The NATO presence is also important because it helps to spot the illegal crossings, helping to reduce them, then reporting them to the Greek coast guard and to the Turkish authorities, and also Frontex. NATO presence in the Aegean Sea is also important because it helps to strengthen the cooperation between Turkey and Greece. Turkey and Frontex and all of this is important to address the situation to the Aegean Sea.

Let"s focus on the Aegean Sea. You know that there are also other problems there. There are continuous tensions and threats by Turkey (that NATO theoretically cannot address). Nevertheless, these tensions create problems in the alliance because you have two allies spending capabilities that they could use to help the Alliance. Especially in the case of Greece, there is a waste of capabilities to protect the Greek territory against another member-state. Don’t you think that this is a paradox that the alliance should in one way or another address?

We are aware of the differences between Greece and Turkey. Both are highly valued allies. They are both contributing in collective defense but at the same time we are aware of the differences, especially at some of the islands in the Aegean Sea. Therefore I very much welcome the fact that there is direct contact between Greece and Turkey addressing these issues. I know that the two PMs, the PM of Greece and the PM of Turkey, speak to each other. NATO is a forum for bringing Greece and Τurkey together. For instance, during our foreign ministers meeting more than a week ago here in Brussels, the foreign ministers of Turkey and Greece met, and I encourage that kind of direct dialogue, and I really hope that the differences can be addressed in a spirit of dialogue and cooperation to solve the differences that we know there are between Greece and Turkey.

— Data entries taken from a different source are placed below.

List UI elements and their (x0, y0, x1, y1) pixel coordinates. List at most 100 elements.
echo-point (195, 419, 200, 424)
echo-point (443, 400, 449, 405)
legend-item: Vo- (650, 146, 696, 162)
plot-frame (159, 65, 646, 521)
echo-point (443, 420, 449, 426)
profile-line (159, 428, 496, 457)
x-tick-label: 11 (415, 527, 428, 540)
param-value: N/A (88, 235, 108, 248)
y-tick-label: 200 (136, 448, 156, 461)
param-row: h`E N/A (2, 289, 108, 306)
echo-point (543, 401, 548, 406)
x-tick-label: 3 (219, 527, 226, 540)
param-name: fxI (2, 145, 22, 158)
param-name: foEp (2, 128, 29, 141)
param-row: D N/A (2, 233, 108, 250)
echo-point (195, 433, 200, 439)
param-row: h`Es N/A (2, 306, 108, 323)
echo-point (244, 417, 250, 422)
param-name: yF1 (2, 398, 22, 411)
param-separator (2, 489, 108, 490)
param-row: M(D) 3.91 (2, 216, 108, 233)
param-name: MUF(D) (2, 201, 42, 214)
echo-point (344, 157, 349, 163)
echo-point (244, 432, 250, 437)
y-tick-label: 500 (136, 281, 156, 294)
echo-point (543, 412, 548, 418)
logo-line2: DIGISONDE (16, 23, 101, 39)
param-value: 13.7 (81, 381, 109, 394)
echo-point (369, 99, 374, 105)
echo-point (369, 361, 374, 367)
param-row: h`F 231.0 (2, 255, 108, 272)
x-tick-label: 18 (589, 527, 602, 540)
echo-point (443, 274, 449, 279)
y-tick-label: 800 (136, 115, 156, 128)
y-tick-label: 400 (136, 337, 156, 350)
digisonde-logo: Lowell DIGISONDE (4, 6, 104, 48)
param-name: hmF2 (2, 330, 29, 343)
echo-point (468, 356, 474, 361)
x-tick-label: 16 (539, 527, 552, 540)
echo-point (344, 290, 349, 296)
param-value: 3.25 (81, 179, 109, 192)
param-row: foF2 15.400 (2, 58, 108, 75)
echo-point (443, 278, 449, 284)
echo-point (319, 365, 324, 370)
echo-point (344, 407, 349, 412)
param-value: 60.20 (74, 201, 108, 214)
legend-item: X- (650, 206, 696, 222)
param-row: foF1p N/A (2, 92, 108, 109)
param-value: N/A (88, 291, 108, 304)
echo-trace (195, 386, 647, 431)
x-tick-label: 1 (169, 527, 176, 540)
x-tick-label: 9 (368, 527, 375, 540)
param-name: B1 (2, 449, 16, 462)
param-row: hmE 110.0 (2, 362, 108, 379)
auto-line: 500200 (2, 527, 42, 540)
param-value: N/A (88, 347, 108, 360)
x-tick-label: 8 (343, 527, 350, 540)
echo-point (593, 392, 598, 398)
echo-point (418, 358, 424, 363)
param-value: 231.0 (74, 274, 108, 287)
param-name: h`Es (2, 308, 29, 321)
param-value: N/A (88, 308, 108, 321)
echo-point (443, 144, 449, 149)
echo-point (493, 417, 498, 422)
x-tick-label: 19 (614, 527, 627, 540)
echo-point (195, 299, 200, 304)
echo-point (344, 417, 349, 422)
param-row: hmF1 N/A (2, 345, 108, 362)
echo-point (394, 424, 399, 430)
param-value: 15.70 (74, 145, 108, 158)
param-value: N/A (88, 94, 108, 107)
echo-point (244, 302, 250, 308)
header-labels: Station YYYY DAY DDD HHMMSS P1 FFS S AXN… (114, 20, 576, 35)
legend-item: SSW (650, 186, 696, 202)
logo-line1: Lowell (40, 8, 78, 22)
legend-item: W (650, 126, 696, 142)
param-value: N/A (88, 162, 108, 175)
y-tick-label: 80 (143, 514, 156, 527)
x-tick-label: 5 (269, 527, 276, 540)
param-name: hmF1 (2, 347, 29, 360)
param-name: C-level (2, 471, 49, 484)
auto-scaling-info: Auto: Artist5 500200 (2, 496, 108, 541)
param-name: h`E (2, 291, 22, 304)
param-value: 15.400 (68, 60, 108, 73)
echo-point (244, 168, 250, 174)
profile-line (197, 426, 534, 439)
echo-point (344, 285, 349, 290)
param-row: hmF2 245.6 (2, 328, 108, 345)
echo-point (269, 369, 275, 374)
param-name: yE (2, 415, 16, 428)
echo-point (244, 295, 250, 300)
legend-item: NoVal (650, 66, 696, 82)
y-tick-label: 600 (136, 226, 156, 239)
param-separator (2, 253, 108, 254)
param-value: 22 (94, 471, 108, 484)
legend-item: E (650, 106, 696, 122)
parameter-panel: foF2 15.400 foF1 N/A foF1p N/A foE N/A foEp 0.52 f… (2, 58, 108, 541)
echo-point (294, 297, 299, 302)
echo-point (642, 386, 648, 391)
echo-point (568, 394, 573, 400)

Βut we still have illegal activities by Turkey, and threats. There are incidents involving Greek vessels and coast guard ships. We even came as far as two Greek soldiers being detained for almost two months in a Turkish prison. One could say that they are political prisoners. Is this a situation that concerns NATO? How do you think such problems can be addressed?

Of course it is always a reason for concern for me and for NATO when there are disagreements, differences between two NATO allies. That"s exactly why we also highlight or underline the importance of direct contact between Greece and Turkey to address these differences. I am for instance aware that there have been some incidents involving ships from Turkey and from Greece. The latest one which took place a few days ago, we have been told that there have been no serious injuries and no serious damage but at the same time we know that the ship was under control to make sure there is no serious damage.

So of course this is something which creates concern when we see these kinds of incidents. But the way to address them is by direct contact between two allies, between Greece and Turkey, and I really hope that is possible to address these incidents and disagreements in the spirit of good neighborly relations to try to solve the differences.

What about the detention of the two Greek soldiers, do you think that NATO could help in any way?

This is the same kind of issue. There are disagreements, differences between NATO allies, but I think that it is something which illustrates that for NATO, which represents 29 allies and in which all decisions are made by consensus, there are no instruments to address differences between allies. So therefore we very much urge Turkey and Greece to address these issues in direct contacts between the two allies. I have of course discussed these issues both with the leadership in Ankara, with the Turkish political leadership, but I have also discussed it with the Greek political leadership: for instance, in my meeting with both the Greek Foreign Minister and also before that, with the Greek Defense Minister. I have discussed this several times and addressed the issue in my meetings both in Athens and in Ankara.